A variable metric mini-batch proximal stochastic recursive gradient algorithm with diagonal Barzilai-Borwein stepsize
This work addresses optimization efficiency for machine learning practitioners, but it is incremental as it builds on existing variable metric and stochastic gradient methods.
The authors tackled the problem of composite optimization by proposing a variable metric mini-batch proximal stochastic recursive gradient algorithm with a diagonal Barzilai-Borwein stepsize, which achieves linear convergence for various convex functions and outperforms or matches existing methods in numerical experiments on standard datasets.

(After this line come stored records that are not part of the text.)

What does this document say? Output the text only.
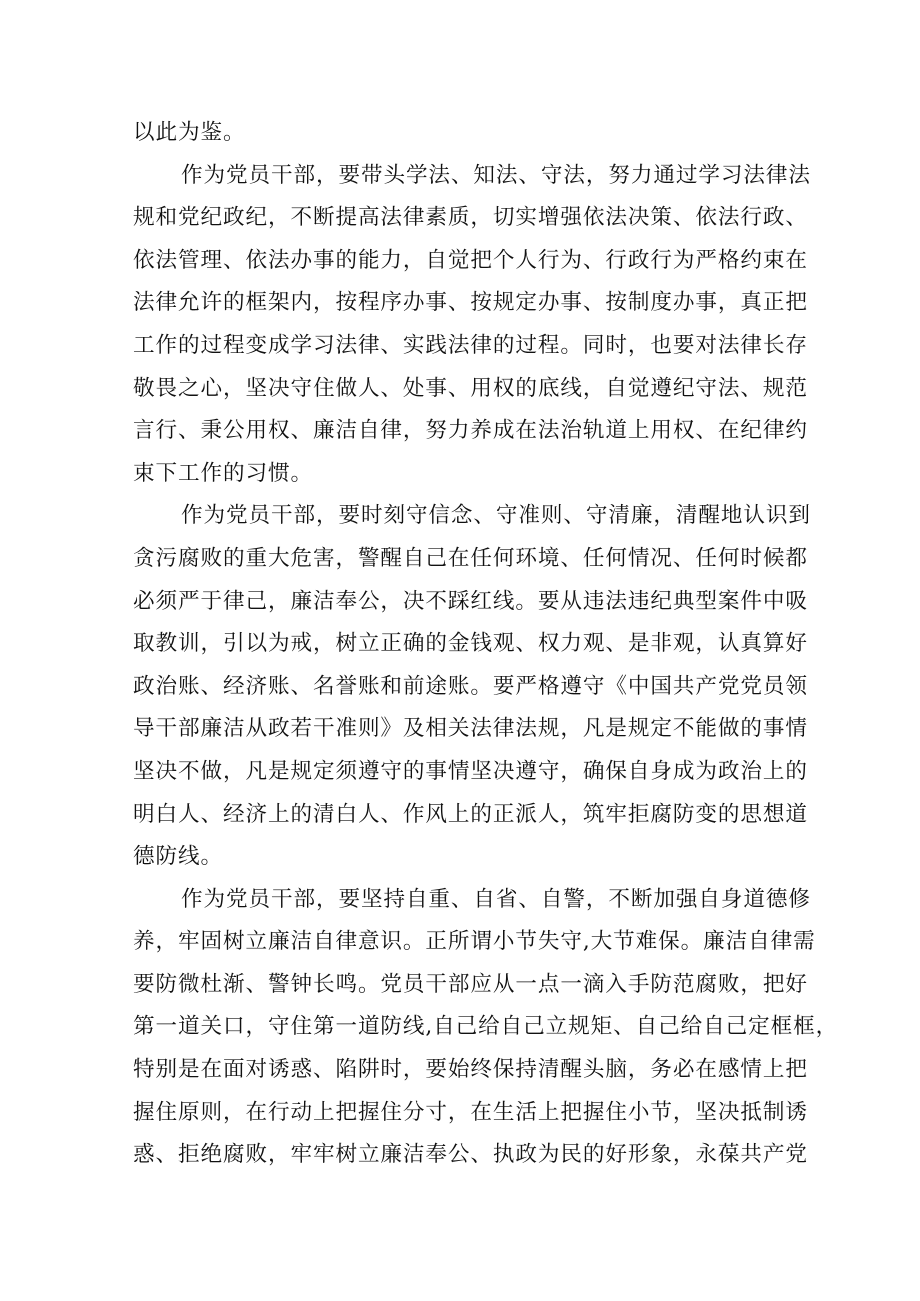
以此为鉴。
作为党员干部，要带头学法、知法、守法，努力通过学习法律法
规和党纪政纪，不断提高法律素质，切实增强依法决策、依法行政、
依法管理、依法办事的能力，自觉把个人行为、行政行为严格约束在
法律允许的框架内，按程序办事、按规定办事、按制度办事，真正把
工作的过程变成学习法律、实践法律的过程。同时，也要对法律长存
敬畏之心，坚决守住做人、处事、用权的底线，自觉遵纪守法、规范
言行、秉公用权、廉洁自律，努力养成在法治轨道上用权、在纪律约
束下工作的习惯。
作为党员干部，要时刻守信念、守准则、守清廉，清醒地认识到
贪污腐败的重大危害，警醒自己在任何环境、任何情况、任何时候都
必须严于律己，廉洁奉公，决不踩红线。要从违法违纪典型案件中吸
取教训，引以为戒，树立正确的金钱观、权力观、是非观，认真算好
政治账、经济账、名誉账和前途账。要严格遵守《中国共产党党员领
导干部廉洁从政若干准则》及相关法律法规，凡是规定不能做的事情
坚决不做，凡是规定须遵守的事情坚决遵守，确保自身成为政治上的
明白人、经济上的清白人、作风上的正派人，筑牢拒腐防变的思想道
德防线。
作为党员干部，要坚持自重、自省、自警，不断加强自身道德修
养，牢固树立廉洁自律意识。正所谓小节失守,大节难保。廉洁自律需
要防微杜渐、警钟长鸣。党员干部应从一点一滴入手防范腐败，把好
第一道关口，守住第一道防线,自己给自己立规矩、自己给自己定框框，
特别是在面对诱惑、陷阱时，要始终保持清醒头脑，务必在感情上把
握住原则，在行动上把握住分寸，在生活上把握住小节，坚决抵制诱
惑、拒绝腐败，牢牢树立廉洁奉公、执政为民的好形象，永葆共产党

Variable metric proximal gradient methods with different metric selections have been widely used in composite optimization. Combining the Barzilai-Borwein (BB) method with a diagonal selection strategy for the metric, the diagonal BB stepsize can keep low per-step computation cost as the scalar BB stepsize and better capture the local geometry of the problem. In this paper, we propose a variable metric mini-batch proximal stochastic recursive gradient algorithm VM-mSRGBB, which updates the metric using a new diagonal BB stepsize. The linear convergence of VM-mSRGBB is established for strongly convex, non-strongly convex and convex functions. Numerical experiments on standard data sets show that VM-mSRGBB is better than or comparable to some variance reduced stochastic gradient methods with best-tuned scalar stepsizes or BB stepsizes. Furthermore, the performance of VM-mSRGBB is superior to some advanced mini-batch proximal stochastic gradient methods.